One topic that has always fascinated me is religion. Maybe fascinate isn't the right word, captivate, beckon, entice. I am a deeply religious man without a religion (I consider myself a Noachide, which I suppose is a religion, but it doesn't have a lot of room for growth that I've found). I'm also deeply loathing of religion, I find it rampant among those delightful people who are both ignorant and arrogant. Knowing little, adopting the party lines of the day, then arrogant enough to believe that their lines are superior to any other belief (not that they aren't, simply that they don't have the intellectual right to believe that they are).

So, there I am, a fellow deeply loving religion and deeply hating religion. Of course I only hate the shallow religion. The deep religion, that is what I love and what I seek. The religion based in personal experience: the experience of God. That's the only religion that interests me anymore. Oh, and it is alive among many: there are many who experience God with varying degrees of intensity. The only problem is that the shallow infects the deep like a cancer. Once people have the experience they try to make it comprehensible. Comprehend the transcendent? That can only end badly.

This is why I suppose many people in this day are warmer to the idea of a transcendent "something" (the word God may be too dangerous for those who want to keep things nice and vague) than the idea of organized religion. The transcendent something maintains it's mystery, it's more difficult to make it heavy, humdrum, and safe. Religion, however, can quickly become mundane. That's why it's always fun to watch the recently converted with their fervor (of course, when they set themselves above others, they are the most irritating of all). They are still being infected. They're riding hide on the deep while the shallow slowly spreads.

Bringing clarity...

and falsehood.

It is that experience that both led me out of Christianity and makes it impossible for me to condemn Christians. It is clear that salvation does happen. Christianity clearly has real, powerful effects on people's lives. I only left because I discovered that these things take place in other religions as well, and I would no longer ascent to Christianity's exclusivity. I seek the thing that these people are experiencing.

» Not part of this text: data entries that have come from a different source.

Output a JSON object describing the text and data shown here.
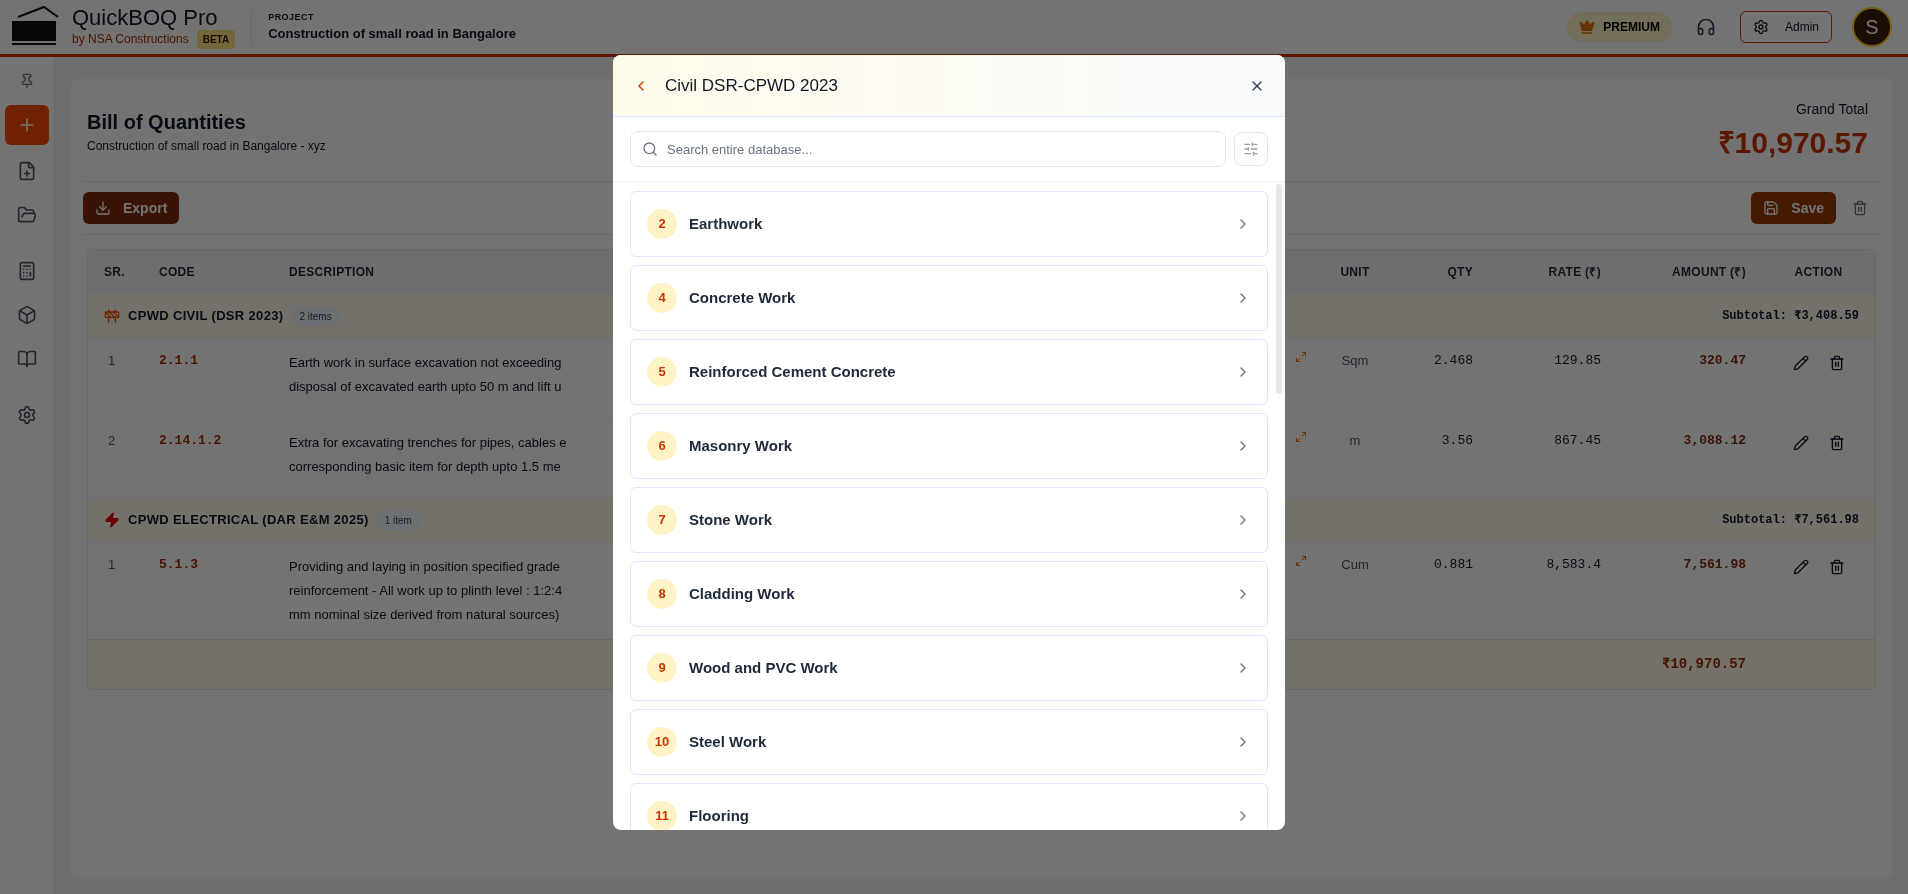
{
  "header": {
    "app_name": "QuickBOQ Pro",
    "byline": "by NSA Constructions",
    "badge": "BETA",
    "project_label": "PROJECT",
    "project_name": "Construction of small road in Bangalore",
    "plan_badge": "PREMIUM",
    "admin_label": "Admin",
    "avatar_initial": "S"
  },
  "page": {
    "title": "Bill of Quantities",
    "subtitle": "Construction of small road in Bangalore - xyz",
    "grand_total_label": "Grand Total",
    "grand_total": "₹10,970.57",
    "export_label": "Export",
    "save_label": "Save"
  },
  "table": {
    "columns": [
      "SR.",
      "CODE",
      "DESCRIPTION",
      "UNIT",
      "QTY",
      "RATE (₹)",
      "AMOUNT (₹)",
      "ACTION"
    ],
    "groups": [
      {
        "kind": "civil",
        "name": "CPWD CIVIL (DSR 2023)",
        "count": "2 items",
        "subtotal": "Subtotal: ₹3,408.59",
        "rows": [
          {
            "sr": "1",
            "code": "2.1.1",
            "description_lines": [
              "Earth work in surface excavation not exceeding",
              "disposal of excavated earth upto 50 m and lift u"
            ],
            "unit": "Sqm",
            "qty": "2.468",
            "rate": "129.85",
            "amount": "320.47"
          },
          {
            "sr": "2",
            "code": "2.14.1.2",
            "description_lines": [
              "Extra for excavating trenches for pipes, cables e",
              "corresponding basic item for depth upto 1.5 me"
            ],
            "unit": "m",
            "qty": "3.56",
            "rate": "867.45",
            "amount": "3,088.12"
          }
        ]
      },
      {
        "kind": "electrical",
        "name": "CPWD ELECTRICAL (DAR E&M 2025)",
        "count": "1 item",
        "subtotal": "Subtotal: ₹7,561.98",
        "rows": [
          {
            "sr": "1",
            "code": "5.1.3",
            "description_lines": [
              "Providing and laying in position specified grade",
              "reinforcement - All work up to plinth level : 1:2:4",
              "mm nominal size derived from natural sources)"
            ],
            "unit": "Cum",
            "qty": "0.881",
            "rate": "8,583.4",
            "amount": "7,561.98"
          }
        ]
      }
    ],
    "total": "₹10,970.57"
  },
  "modal": {
    "title": "Civil DSR-CPWD 2023",
    "search_placeholder": "Search entire database...",
    "categories": [
      {
        "number": "2",
        "name": "Earthwork"
      },
      {
        "number": "4",
        "name": "Concrete Work"
      },
      {
        "number": "5",
        "name": "Reinforced Cement Concrete"
      },
      {
        "number": "6",
        "name": "Masonry Work"
      },
      {
        "number": "7",
        "name": "Stone Work"
      },
      {
        "number": "8",
        "name": "Cladding Work"
      },
      {
        "number": "9",
        "name": "Wood and PVC Work"
      },
      {
        "number": "10",
        "name": "Steel Work"
      },
      {
        "number": "11",
        "name": "Flooring"
      }
    ]
  }
}
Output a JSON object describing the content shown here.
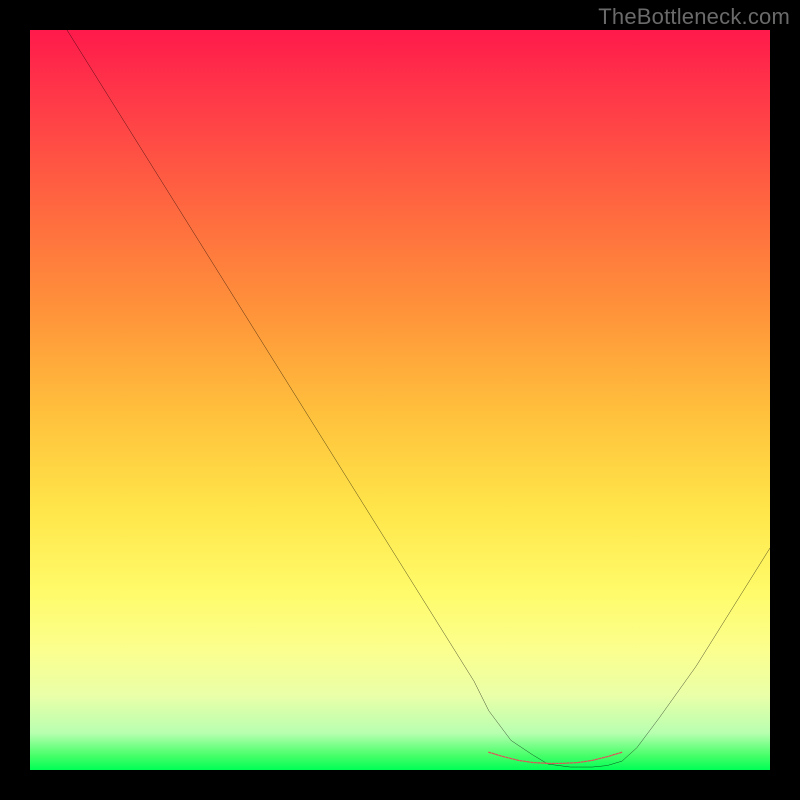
{
  "watermark": "TheBottleneck.com",
  "chart_data": {
    "type": "line",
    "title": "",
    "xlabel": "",
    "ylabel": "",
    "xlim": [
      0,
      100
    ],
    "ylim": [
      0,
      100
    ],
    "grid": false,
    "legend": false,
    "series": [
      {
        "name": "bottleneck-curve",
        "x": [
          5,
          10,
          15,
          20,
          25,
          30,
          35,
          40,
          45,
          50,
          55,
          60,
          62,
          65,
          68,
          70,
          73,
          76,
          78,
          80,
          82,
          85,
          90,
          95,
          100
        ],
        "y": [
          100,
          92,
          84,
          76,
          68,
          60,
          52,
          44,
          36,
          28,
          20,
          12,
          8,
          4,
          2,
          0.8,
          0.4,
          0.4,
          0.6,
          1.2,
          3,
          7,
          14,
          22,
          30
        ],
        "color": "#000000"
      },
      {
        "name": "optimal-zone-marker",
        "x": [
          62,
          64,
          66,
          68,
          70,
          72,
          74,
          76,
          78,
          80
        ],
        "y": [
          2.4,
          1.8,
          1.3,
          1.0,
          0.9,
          0.9,
          1.0,
          1.3,
          1.8,
          2.4
        ],
        "color": "#d85a5a"
      }
    ],
    "colors": {
      "gradient_top": "#ff1a4b",
      "gradient_bottom": "#00ff55",
      "curve": "#000000",
      "marker": "#d85a5a"
    }
  }
}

But how do you seek it? Must it not remain elusive lest it become shallow? What told Augustine "take and read"? What did Brother Lawrence experience? Who communicated with Moses and Israel? What is the force that changes some lives while leaving others alone? Is it simply something internal? Something within man? I'll be honest, I hope not. How dull, it returns us right back where we were. With a desire for the transcendent and no hope of satisfaction.

Of course, with every passing day, humanity's desire for the transcendent is buried under practicality. And with that comes less interest in these matters. But still, I desire it, and still others do as well.